VwGH: Anerkannte Umweltorganisationen haben ein Recht einen Antrag auf die Durchführung einer Naturverträglichkeitsprüfung zu stellen
Der Verwaltungsgerichtshof (VwGH) hob am 22. Mai 2025 einen Beschluss des Landesverwaltungsgericht Niederösterreich (LVwG NÖ) auf, der eine Beschwerde einer anerkannten Umweltorganisation gegen die naturschutzrechtliche Bewilligung einer Forststraße im Vogelschutz- und Fauna-Flora-Habitat-Gebiet (FFH-Gebiet) Wachau mangels Beschwerdelegitimation zurückgewiesen hatte. Das LVwG NÖ argumentierte, dass der Umweltorganisation im nach § 8 NÖ Naturschutzgesetz (NSchG) 2000 geführten Bewilligungsverfahren keine Parteistellung zukomme. Der VwGH stellte klar, dass anerkannten Umweltorganisationen - ungeachtet dessen, dass die nationalen Verfahrensvorschriften ihr weder Parteistellung noch Rechtsmittellegitimation zuerkennen - aufgrund der Rechtsprechung des EuGH eine aus Art 9 Aarhus-Konvention iVm Art 47 GRC abgeleitete Parteistellung insoweit zuzuerkennen ist, als die Verletzung von Unionsumweltrechtsvorschriften geltend gemacht wird.

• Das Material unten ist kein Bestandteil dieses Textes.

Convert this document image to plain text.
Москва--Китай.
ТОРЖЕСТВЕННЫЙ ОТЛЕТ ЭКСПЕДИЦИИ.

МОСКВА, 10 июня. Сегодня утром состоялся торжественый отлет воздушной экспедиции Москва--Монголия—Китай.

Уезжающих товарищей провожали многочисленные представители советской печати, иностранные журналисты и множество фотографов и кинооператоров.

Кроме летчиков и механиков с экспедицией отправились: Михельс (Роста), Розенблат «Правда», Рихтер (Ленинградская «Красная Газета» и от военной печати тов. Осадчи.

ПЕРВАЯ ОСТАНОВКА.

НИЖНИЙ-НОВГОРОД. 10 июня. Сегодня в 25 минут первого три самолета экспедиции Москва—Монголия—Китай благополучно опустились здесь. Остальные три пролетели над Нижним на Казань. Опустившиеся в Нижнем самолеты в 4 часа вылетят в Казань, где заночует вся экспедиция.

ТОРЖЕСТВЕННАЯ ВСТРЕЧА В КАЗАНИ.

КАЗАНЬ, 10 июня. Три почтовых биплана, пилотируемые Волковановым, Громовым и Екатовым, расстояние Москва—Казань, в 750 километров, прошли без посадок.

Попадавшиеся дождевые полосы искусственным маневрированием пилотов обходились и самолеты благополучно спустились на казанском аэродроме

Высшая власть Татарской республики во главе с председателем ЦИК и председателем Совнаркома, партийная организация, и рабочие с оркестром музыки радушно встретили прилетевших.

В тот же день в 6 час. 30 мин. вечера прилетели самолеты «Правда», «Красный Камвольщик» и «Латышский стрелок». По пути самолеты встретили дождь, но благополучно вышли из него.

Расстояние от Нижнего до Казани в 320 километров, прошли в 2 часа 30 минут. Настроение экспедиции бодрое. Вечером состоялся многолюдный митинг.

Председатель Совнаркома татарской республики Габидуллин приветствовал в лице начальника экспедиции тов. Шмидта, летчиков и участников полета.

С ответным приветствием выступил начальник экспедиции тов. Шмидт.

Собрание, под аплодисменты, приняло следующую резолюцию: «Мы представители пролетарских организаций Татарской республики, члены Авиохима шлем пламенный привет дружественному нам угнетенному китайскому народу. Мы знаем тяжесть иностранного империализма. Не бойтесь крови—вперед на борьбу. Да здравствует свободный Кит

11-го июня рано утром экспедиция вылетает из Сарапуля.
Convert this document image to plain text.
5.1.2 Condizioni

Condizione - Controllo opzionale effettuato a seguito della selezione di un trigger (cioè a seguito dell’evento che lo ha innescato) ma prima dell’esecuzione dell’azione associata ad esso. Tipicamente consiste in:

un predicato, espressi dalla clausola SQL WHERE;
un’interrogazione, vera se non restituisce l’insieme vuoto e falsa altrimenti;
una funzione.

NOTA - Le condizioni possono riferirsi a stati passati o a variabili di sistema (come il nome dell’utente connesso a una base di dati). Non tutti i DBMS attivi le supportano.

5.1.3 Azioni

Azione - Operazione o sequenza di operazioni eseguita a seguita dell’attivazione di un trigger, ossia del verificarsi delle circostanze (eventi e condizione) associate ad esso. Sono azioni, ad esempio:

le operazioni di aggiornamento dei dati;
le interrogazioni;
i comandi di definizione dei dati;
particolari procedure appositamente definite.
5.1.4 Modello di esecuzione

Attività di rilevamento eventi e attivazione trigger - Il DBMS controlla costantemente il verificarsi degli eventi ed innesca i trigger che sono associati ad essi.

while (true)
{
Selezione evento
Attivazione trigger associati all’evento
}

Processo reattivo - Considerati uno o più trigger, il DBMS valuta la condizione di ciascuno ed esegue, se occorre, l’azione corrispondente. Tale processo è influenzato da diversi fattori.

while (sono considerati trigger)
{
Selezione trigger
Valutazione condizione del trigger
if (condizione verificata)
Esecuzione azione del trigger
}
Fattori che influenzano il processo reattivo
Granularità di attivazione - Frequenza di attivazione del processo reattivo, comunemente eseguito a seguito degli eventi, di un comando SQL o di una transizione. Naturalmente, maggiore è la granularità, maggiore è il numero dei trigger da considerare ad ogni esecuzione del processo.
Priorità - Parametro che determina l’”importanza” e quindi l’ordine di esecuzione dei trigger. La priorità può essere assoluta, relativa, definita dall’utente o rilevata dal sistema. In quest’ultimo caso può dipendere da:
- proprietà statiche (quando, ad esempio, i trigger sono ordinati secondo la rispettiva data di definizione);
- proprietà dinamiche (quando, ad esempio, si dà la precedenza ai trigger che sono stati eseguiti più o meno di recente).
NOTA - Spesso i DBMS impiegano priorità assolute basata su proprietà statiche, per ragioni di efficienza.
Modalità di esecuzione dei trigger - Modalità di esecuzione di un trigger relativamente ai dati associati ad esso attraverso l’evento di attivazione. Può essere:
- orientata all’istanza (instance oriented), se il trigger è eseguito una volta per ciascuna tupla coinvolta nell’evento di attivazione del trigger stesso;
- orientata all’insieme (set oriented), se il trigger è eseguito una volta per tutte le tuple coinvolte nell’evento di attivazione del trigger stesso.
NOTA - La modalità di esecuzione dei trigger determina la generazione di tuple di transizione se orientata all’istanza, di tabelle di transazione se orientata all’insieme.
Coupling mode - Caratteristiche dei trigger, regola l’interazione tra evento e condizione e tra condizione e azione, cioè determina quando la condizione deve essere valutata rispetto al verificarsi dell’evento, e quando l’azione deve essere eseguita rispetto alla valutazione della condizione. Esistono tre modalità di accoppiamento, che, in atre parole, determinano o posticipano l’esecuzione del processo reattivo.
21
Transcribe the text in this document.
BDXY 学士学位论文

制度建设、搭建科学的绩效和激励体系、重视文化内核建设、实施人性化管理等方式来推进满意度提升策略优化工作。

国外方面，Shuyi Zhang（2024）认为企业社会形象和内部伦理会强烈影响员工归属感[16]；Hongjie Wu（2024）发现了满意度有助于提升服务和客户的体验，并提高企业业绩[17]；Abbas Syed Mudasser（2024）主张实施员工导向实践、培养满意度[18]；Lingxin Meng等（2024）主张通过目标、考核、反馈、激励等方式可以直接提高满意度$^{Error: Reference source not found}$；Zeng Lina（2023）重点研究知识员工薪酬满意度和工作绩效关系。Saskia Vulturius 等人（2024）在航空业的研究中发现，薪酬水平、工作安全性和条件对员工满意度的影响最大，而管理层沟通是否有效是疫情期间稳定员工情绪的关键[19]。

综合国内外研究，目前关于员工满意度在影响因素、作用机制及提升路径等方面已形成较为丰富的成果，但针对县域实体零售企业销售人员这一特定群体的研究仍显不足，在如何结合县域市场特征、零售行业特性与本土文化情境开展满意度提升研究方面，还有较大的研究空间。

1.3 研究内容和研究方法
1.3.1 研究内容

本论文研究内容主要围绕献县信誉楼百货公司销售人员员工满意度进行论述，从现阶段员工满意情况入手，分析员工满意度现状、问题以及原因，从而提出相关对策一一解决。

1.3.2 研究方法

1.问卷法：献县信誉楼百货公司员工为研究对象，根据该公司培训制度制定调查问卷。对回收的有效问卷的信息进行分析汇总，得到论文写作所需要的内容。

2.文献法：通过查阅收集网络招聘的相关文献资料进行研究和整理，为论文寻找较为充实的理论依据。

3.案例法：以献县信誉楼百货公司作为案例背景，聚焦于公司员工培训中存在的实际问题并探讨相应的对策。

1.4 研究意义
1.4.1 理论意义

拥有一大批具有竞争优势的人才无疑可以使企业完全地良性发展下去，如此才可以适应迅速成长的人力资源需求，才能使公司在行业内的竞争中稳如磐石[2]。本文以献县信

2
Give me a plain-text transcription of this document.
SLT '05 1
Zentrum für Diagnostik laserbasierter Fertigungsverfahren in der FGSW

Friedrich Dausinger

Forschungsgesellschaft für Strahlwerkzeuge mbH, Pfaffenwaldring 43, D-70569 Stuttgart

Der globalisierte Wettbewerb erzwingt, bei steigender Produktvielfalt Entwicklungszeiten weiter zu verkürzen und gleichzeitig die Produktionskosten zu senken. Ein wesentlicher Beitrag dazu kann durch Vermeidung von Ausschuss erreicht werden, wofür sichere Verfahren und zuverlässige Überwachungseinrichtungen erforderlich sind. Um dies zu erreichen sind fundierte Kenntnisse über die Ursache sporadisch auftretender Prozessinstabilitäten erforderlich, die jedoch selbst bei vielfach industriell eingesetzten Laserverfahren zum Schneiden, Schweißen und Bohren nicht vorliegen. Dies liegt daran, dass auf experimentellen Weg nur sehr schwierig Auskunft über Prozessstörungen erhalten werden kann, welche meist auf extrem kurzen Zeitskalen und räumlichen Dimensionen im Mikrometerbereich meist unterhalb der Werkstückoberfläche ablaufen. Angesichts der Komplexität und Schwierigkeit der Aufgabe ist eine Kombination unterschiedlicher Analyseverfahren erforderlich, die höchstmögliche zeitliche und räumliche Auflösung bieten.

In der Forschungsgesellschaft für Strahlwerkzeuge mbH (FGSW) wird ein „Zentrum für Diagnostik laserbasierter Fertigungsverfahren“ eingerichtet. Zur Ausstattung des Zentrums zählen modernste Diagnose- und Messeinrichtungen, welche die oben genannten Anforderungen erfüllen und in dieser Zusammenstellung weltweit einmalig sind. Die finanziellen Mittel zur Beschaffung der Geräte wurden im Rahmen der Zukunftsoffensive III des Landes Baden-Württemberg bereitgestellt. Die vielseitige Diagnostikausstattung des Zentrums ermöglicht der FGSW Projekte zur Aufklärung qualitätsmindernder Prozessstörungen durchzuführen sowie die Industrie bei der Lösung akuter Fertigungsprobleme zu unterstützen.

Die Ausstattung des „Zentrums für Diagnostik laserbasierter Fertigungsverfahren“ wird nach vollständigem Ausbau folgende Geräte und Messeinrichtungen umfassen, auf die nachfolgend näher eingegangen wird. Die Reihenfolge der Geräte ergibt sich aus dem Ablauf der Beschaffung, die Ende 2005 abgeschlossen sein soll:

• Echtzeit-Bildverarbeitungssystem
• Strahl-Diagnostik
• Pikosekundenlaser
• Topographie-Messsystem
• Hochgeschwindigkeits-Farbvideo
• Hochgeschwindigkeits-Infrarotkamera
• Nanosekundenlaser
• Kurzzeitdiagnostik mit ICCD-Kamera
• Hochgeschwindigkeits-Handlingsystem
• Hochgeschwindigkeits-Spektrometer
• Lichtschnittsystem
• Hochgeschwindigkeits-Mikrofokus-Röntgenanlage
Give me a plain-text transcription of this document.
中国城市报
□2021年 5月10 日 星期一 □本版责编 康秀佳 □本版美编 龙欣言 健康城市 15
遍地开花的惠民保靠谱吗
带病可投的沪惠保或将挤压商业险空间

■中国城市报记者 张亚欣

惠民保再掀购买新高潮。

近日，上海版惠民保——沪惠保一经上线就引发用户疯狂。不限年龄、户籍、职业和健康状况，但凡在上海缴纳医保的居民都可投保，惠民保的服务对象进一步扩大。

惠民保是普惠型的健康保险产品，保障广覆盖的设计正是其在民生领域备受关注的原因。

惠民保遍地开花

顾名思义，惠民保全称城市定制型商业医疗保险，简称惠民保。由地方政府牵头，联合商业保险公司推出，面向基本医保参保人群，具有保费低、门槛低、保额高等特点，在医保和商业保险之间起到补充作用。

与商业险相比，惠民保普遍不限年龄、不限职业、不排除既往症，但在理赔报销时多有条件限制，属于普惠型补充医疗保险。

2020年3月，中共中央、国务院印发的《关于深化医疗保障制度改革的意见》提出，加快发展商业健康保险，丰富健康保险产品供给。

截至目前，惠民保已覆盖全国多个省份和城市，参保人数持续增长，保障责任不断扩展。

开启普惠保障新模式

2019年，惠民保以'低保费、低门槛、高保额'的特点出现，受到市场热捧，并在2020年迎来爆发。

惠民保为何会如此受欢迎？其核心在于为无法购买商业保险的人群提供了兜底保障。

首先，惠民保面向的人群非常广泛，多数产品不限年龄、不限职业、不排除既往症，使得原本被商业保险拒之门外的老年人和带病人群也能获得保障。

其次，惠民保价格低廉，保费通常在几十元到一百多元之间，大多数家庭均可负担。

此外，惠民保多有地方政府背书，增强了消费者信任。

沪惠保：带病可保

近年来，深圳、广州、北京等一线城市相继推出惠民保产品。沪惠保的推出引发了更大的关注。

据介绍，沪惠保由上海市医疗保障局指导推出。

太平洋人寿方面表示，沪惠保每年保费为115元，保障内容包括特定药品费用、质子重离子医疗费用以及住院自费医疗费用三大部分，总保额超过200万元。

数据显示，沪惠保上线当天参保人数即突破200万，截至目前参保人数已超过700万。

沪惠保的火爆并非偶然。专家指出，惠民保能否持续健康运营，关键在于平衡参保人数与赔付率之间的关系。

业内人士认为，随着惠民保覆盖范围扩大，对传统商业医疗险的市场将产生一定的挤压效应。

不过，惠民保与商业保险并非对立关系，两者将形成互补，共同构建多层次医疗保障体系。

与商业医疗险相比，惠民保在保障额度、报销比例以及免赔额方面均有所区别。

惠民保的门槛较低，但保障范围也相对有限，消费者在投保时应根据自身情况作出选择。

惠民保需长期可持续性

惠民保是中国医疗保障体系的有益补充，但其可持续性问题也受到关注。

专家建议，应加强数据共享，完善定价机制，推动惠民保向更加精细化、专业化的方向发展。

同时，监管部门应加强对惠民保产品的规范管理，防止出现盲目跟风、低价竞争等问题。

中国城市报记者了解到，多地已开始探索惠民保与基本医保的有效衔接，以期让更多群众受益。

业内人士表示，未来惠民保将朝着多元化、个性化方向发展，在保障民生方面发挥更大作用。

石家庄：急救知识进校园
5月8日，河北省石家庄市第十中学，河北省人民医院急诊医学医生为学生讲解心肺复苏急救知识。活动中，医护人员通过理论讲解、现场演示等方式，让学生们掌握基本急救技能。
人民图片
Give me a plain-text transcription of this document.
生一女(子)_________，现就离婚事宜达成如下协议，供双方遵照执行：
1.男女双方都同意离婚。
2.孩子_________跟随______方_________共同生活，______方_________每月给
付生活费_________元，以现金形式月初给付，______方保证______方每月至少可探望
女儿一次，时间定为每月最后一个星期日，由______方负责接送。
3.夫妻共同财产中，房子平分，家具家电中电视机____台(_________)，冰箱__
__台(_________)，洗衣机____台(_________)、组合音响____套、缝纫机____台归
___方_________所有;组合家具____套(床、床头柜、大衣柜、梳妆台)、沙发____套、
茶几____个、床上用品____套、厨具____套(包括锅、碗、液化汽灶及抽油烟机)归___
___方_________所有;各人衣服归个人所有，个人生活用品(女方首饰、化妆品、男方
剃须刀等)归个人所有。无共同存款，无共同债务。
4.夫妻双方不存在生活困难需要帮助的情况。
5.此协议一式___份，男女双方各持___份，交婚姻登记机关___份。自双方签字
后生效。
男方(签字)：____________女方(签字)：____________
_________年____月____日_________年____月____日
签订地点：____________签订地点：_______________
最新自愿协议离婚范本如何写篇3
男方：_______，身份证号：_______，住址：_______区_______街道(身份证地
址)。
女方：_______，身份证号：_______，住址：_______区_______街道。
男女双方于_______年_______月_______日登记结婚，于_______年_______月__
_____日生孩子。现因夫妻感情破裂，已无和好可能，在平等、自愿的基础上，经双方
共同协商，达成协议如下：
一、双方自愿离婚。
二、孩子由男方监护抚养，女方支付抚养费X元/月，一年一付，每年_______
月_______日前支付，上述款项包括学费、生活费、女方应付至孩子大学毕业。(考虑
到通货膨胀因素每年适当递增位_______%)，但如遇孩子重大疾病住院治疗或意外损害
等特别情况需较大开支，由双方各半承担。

Im gegenständlichen Fall machte die anerkannte Umweltorganisation in der Bescheidbeschwerde die unterbliebene Naturverträglichkeitsprüfung geltend, welche nach Art 6 Abs 3 FFH-RL in § 10 NÖ NSchG 2000 umgesetzt wurde. Der Umweltorganisation war somit Parteistellung im gegenständlichen Verfahren zuzuerkennen, so der VwGH.
(VwGH 22.05.2025, Ra 2023/10/0330-13)
Mehr dazu im aktuellen Umweltrechts-Blogbeitrag von Gregor Schamschula.
EFTA-Gerichtshof stellt klar, dass Scope-3-Emissionen in UVP berücksichtigt werden müssen
Der Gerichtshof der Europäischen Freihandelsassoziation (EFTA-Gerichtshof) hat am 21. Mai 2025 in einem wegweisenden Gutachten klargestellt, dass im Rahmen von Umweltverträglichkeitsprüfungen (UVP) für neue Öl‑ und Gasprojekte auch die Scope‑3‑Emissionen – also indirekte Emissionen, die z.B. bei späterem Verbrennen der fossilen Brennstoffe entstehen – bewertet werden müssen. Zu diesem Schluss kam der Gerichtshof auf Basis der Richtlinie 2011/92/EU (UVP-RL). Der Gerichtshof lehnte Argumente ab, wonach solche Emissionen nicht zugerechnet werden können, und betonte, dass sie als „signifikante indirekte Effekte“ unbedingt zu berücksichtigen sind. Das Urteil richtet sich an die EFTA‑Mitgliedsstaaten Norwegen, Island und Liechtenstein, zieht aber auch in anderen europäischen Mitgliedstaaten Konsequenzen nach sich. Nationale Behörden sind nun verpflichtet, bereits erteilte Genehmigungen zu überprüfen und gegebenenfalls rückgängig zu machen, wenn sie unter Vernachlässigung der Scope‑3‑Emissionen erfolgten.
(Fall E-18/24, 21.05.2025)
FFH-RL: Herabsetzung des Schutzstatus Wolf final beschlossen
Nachdem der Schutzstatus des Wolfes mit März dieses Jahres in der Berner Konvention (Völkerrecht) herabgesetzt wurde, stand der Weg für die EU offen, den Schutz des Wolfes auch auf Ebene des Unionsrechts (Fauna-Flora-Habitat-Richtlinie, kurz FFH-RL) zu senken. Anfang Juni hat der Rat der EU die Herabsetzung des Schutzstatus des Wolfes in der FFH-RL final angenommen, diese tritt Ende Juni in Kraft. Der Wolf ist nun nicht mehr “streng geschützt” (Anhang IV), sondern nur mehr “geschützt” (Anhang V). Die Pflicht der Mitgliedstaaten einen günstigen Erhaltungszustand zu erreichen, bleibt aber bestehen. Der Erhaltungszustand des Wolfs in Österreich ist ungünstig. Das heißt: Wolfstötungen sind nach wie vor nur in ganz konkreten Einzelfällen rechtlich zulässig. Die Naturschutz- und Jagdgesetze der Bundesländer müssen den Wolf nach wie vor durch Jagdverbote oder starke Beschränkungen der Jagd schützen.